No, I do not sell windows. {And the mortal to the story}

My kids do their best talking in the mini van. I learn all their stories and they do 'fun' things like quiz each other in Spanish and math. (Honestly, not sure how they are my offspring.)

Some mornings it is dinosaur puns. Mixed with World War One stories and reenactments with dramatic scenes.

They fight over what station to listen to. My teenager gets really teenage. 

The other day on the way to school Eli says, "Hey, I have a good idea. Let's have a silent ride. (insert dramatic pause) Or. I could tell stories. So..."

The teenager and I scream for the quiet ride. He starts telling stories. So then she tells a story. Which makes the 7 year old who gets left out of everything want to tell a story.

He starts his and I think I start to tune out to their chatter. I do my best thinking in the mini van.

Then I hear Lucas scream, "Guys, I am not done. I am not done. Wait. The mortal to the story is imaginate."

Now story time ends with each of them saying, "The mortal to the story is..."

.......

My lover and I both have first graders named Lucas. They have each claimed a new name when they are together which truly has helped keep track of them much easier.

Bobby and Evan were playing Simon Says in the mini van on the ride home. It was getting a bit chaotic, as 4 kids in a mini van can become.

Bobby says, "Evan, pause. I need a pause so I can process this in my head."

Pause. Process. Download. Integrate. 

Rinse and Repeat.

.......

I am sitting in the mini van waiting for the littles to get out of school. I go into my usual loop. 

Instagram. 
Facebook. 
Email.

I see an email from Hannah's Harvest. My first business name from 7 years ago. I sent myself an email? From back in time?

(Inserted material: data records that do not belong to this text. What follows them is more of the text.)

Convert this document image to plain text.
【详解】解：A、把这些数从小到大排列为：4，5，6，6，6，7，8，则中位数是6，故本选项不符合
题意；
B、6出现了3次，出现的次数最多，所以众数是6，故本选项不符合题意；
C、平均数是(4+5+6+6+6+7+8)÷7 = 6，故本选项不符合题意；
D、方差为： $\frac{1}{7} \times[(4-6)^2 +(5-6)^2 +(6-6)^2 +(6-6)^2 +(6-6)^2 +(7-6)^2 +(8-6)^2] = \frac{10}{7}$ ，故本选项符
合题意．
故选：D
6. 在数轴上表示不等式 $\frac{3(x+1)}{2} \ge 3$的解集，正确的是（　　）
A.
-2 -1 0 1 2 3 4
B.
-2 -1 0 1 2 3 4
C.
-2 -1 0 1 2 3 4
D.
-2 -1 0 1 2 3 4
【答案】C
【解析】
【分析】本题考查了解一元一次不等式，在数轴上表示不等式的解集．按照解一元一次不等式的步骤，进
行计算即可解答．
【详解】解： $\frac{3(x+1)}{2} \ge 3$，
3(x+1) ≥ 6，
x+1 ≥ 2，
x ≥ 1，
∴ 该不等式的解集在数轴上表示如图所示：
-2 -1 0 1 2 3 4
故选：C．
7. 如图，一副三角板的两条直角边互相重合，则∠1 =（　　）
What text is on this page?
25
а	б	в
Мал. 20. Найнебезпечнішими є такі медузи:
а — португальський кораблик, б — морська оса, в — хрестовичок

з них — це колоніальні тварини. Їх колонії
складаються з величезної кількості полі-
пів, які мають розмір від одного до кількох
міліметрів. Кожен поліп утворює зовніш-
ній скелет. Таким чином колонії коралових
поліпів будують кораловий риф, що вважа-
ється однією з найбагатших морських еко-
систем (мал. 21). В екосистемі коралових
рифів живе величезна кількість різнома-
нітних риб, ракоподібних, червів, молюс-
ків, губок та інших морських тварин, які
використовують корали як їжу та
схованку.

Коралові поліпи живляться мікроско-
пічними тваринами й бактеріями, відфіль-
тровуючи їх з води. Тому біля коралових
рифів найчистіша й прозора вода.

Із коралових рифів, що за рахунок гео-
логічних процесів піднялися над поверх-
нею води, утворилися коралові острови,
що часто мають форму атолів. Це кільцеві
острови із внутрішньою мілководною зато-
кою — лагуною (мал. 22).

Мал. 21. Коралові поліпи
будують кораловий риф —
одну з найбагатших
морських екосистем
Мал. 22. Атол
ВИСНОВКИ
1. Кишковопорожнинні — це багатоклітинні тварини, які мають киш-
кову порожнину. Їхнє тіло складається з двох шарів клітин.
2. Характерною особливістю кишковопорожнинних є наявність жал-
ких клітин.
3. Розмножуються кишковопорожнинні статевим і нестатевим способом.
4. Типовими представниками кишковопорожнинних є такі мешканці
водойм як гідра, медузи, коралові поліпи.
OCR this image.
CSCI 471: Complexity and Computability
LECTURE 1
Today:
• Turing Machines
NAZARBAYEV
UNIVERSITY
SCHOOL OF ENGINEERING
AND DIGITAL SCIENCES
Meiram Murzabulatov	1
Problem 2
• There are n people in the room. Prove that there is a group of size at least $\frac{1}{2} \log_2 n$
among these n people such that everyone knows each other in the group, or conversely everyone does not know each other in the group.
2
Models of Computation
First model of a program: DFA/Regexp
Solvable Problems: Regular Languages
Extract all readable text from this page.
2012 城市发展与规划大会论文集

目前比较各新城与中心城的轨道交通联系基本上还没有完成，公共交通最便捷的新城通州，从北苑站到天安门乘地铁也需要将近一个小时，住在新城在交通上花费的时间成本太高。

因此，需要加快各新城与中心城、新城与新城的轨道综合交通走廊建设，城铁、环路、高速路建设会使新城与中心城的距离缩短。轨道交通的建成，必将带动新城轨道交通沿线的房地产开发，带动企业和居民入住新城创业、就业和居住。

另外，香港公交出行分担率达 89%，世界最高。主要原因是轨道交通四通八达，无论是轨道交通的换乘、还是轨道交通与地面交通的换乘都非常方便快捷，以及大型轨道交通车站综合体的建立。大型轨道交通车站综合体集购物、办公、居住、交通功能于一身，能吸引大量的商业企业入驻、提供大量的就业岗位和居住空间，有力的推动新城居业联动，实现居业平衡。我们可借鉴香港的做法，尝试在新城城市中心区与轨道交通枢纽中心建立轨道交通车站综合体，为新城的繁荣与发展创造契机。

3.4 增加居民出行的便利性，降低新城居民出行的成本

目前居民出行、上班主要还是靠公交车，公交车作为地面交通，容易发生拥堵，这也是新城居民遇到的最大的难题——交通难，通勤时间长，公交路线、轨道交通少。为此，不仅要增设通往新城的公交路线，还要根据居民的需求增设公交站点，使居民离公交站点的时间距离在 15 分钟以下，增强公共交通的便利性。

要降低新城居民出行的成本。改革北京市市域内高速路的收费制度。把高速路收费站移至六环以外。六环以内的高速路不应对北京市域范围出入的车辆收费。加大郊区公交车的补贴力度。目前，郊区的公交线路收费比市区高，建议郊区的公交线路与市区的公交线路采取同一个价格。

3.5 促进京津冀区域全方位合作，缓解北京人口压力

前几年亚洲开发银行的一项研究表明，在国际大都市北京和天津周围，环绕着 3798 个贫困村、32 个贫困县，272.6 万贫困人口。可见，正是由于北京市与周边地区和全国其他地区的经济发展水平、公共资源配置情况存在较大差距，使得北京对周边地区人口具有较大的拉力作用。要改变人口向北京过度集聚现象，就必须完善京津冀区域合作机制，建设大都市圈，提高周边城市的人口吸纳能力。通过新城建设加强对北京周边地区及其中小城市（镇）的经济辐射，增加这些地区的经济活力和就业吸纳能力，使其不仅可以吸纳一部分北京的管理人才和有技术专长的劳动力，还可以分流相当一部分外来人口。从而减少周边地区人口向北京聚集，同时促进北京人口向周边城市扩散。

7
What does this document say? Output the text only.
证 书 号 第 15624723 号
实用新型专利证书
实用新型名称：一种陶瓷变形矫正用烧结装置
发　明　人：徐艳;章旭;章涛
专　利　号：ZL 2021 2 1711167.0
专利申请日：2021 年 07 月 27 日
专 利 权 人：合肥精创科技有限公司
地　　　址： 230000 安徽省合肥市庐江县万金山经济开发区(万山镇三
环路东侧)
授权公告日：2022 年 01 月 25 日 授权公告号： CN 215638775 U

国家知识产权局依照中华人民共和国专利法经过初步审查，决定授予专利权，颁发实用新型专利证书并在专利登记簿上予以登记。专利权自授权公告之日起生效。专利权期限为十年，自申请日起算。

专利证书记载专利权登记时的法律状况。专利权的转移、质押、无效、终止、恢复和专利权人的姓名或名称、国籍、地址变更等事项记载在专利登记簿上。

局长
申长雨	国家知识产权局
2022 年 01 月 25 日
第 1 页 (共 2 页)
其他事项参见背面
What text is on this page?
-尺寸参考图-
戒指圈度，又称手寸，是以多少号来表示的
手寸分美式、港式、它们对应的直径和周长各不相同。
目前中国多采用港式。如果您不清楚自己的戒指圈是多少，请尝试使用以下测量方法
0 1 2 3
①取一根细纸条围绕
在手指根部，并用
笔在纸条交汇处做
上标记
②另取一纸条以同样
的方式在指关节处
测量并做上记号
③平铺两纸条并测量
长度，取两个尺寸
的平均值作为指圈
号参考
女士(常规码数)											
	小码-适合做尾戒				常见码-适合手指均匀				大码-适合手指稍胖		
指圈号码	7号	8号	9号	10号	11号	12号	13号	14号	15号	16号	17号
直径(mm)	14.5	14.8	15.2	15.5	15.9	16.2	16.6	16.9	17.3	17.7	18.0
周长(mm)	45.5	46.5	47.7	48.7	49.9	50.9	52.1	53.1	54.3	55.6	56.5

My head and heart had a moment of confusion and a bit of panic. Seems someone bought my old URL and the feed burner is still attached to my email. Never occurred to me that this could happen.

I am unable to get into feed burner to fix it. So I read my email. Apparently my Harvest is all about windows. Kinda boring. Not sure who Hannah is or how she has so much to say about windows.

Clearly, I love windows. My loft. My entire building floor to ceiling windows along brick walls.

I wonder how I could make it more interesting, seeing as how I am sending out these emails to everyone who had ever read my old blog.

My mind still racing, feeling a bit annoyed that I have to add this to the 'deal with' pile of lists.

I decide to release it. Kick myself for letting the URL go un-renewed. Move on.

Messages float in telling me about the window emails. I want a cup of tea with a side of a nap.

.......

The brake pads seem to be going, again, in the mini van. I remember the day I bought that car, the 2003 van of my dreams, 6 years ago. I had two car seats and a booster and an enormous dalmatian all inside a Volvo station wagon (my favorite car ever). I never thought I would drive anything other than a Volvo but my family was growing and buckling those seat belts was becoming impossible.

We didn't have the money but we found a way. All of a sudden I could breathe. I had space. The thing I craved most.

I love driving and feeling like I am up high. The van is where I process. Download. It is where I pause.

My first videos for my programs were made in the mini van while Lucas slept. I would go through the Starbucks drive-thru. Park. Connect to their wifi and work as he napped. I propped up my computer on the steering wheel and turned on my webcam and would chatter away.

Now my growing family, all 7 of us and a hamster and 2 giant stuffed bears all fit inside this van.

My gratitude for it runs deep. Memories of all the flat tires, almost running out of gas, driving gold fish buckled into the passenger seat, the grass seed that spilled all over the front seats and I swear started growing and the coffee stains everywhere. (Fertilizer?)

This last year has tested me in ways I didn't see coming. Now as finances are tight I am praying it will hold me for one more year while I recover from the financial hits of divorce. I am asking it to take me through my next transition as I move into a new space. 

A new home. All the downloads. The stories. The laughter. The puns.

So many mortals.

Imaginate. 
Pause. Process. 
Release. Love. 
Feel the gratitude.

And. I don't sell windows. If you are getting emails from Hannah's Harvest, go ahead and unsubscribe.